Difference Between Capacitor and Inductor
| Property | Capacitor | Inductor |
|---|---|---|
| Energy storage | Electric field | Magnetic field |
| Energy calculation | Voltage (½ CV<sup>2</sup>) | Current (½ LI<sup>2</sup>) |
| Current flow | No flow through the plates | Current passes through the coil |
| DC circuit behavior | Insulator | Conductor |
| AC circuit behavior (current vs. voltage) | Current leads voltage by 90 degrees | Current lags voltage by 90 degrees |
| DC circuit behavior (added in series with a resistor) | Current initially high, then falls to zero | Initial current small, gradually increases with time |
| Unit of measurement | Farad | Henry |
| Types | Ceramic, electrolytic, tantalum | Coupled inductor, multi-layer inductor, ceramic core inductor |
| AC circuit behavior (equivalent to a short circuit) | Short circuit | Short circuit |
| DC circuit behavior (in steady state conditions) | Open circuit | Short circuit |
| Resistance to change | Voltage | Current |
| High voltage power supply use | Yes | No |
| Other common applications | Filtering AC signals, blocking DC signals | Filtering high-frequency signals, providing time delay |
Difference Between Capacitor and Inductor
- Capacitors store energy in the form of an electric field, while inductors store energy in the form of a magnetic field.

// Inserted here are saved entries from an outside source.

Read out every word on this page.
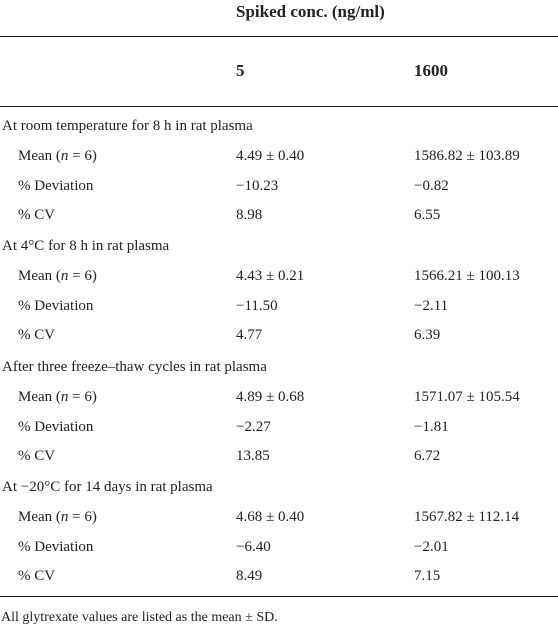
Spiked conc. (ng/ml)
5	1600
At room temperature for 8 h in rat plasma
Mean (n = 6)	4.49 ± 0.40	1586.82 ± 103.89
% Deviation	−10.23	−0.82
% CV	8.98	6.55
At 4°C for 8 h in rat plasma
Mean (n = 6)	4.43 ± 0.21	1566.21 ± 100.13
% Deviation	−11.50	−2.11
% CV	4.77	6.39
After three freeze–thaw cycles in rat plasma
Mean (n = 6)	4.89 ± 0.68	1571.07 ± 105.54
% Deviation	−2.27	−1.81
% CV	13.85	6.72
At −20°C for 14 days in rat plasma
Mean (n = 6)	4.68 ± 0.40	1567.82 ± 112.14
% Deviation	−6.40	−2.01
% CV	8.49	7.15
All glytrexate values are listed as the mean ± SD.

- The energy stored in a capacitor is calculated in terms of voltage, while the energy stored in an inductor is calculated in terms of current.
- There is no flow of current through the plates of a capacitor, but current passes through the coil of an inductor.
- Capacitors act as insulators in DC circuits, while inductors act as conductors.
- In AC circuits, the current leads the voltage by 90 degrees in a capacitor, while the current lags the voltage by 90 degrees in an inductor.
- In a DC circuit, a capacitor added in series with a resistor will initially have a high current that later falls to zero, while an inductor added in series with a resistor will have a small initial current that gradually increases with time.
- Capacitance is measured in Farads, while inductance is measured in Henrys.
- Capacitors come in various types, such as ceramic, electrolytic, and tantalum, while inductors come in types such as coupled inductors, multi-layer inductors, and ceramic core inductors.
- In AC circuits, a capacitor acts as a short circuit, while an inductor is equivalent to a short circuit in DC circuits.
- In DC circuits, a capacitor acts as an open circuit in steady state conditions, while an inductor behaves as a short circuit in steady state conditions.
- Capacitors resist changes in voltage, while inductors resist changes in current.
- Electrolytic capacitors are used in high voltage power supplies, while inductors have various applications including radio, TV, chokes, and transformers.
What is Capacitor?
A capacitor consists of two conductive plates separated by a dielectric material. The electric field between the plates stores energy in the form of an electric field. When a voltage is applied across the capacitor, charges build up on the plates and create an electric field. The strength of the electric field depends on the voltage applied to the capacitor and the distance between the plates. The capacitor stores energy as long as the voltage across it is maintained. When the voltage is removed, the electric field disappears and the energy stored in the capacitor is released.
The capacitance of a capacitor is a measure of its ability to store electric charge. It is determined by the size and shape of the plates, the distance between the plates, and the type of dielectric material used. The unit of measurement for capacitance is the Farad (F).
What is Inductor?
An inductor is a type of passive electronic component that stores energy in the form of a magnetic field. It consists of a coil of wire, often with a core made of a magnetic material such as iron or ferrite. When an electric current is passed through the coil, a magnetic field is created around the coil. The strength of the magnetic field depends on the amount of current flowing through the coil and the number of turns in the coil.
The inductance of an inductor is a measure of its ability to oppose changes in current. It is determined by the size and shape of the coil, the number of turns in the coil, and the type of core material used. The unit of measurement for inductance is the Henry (H).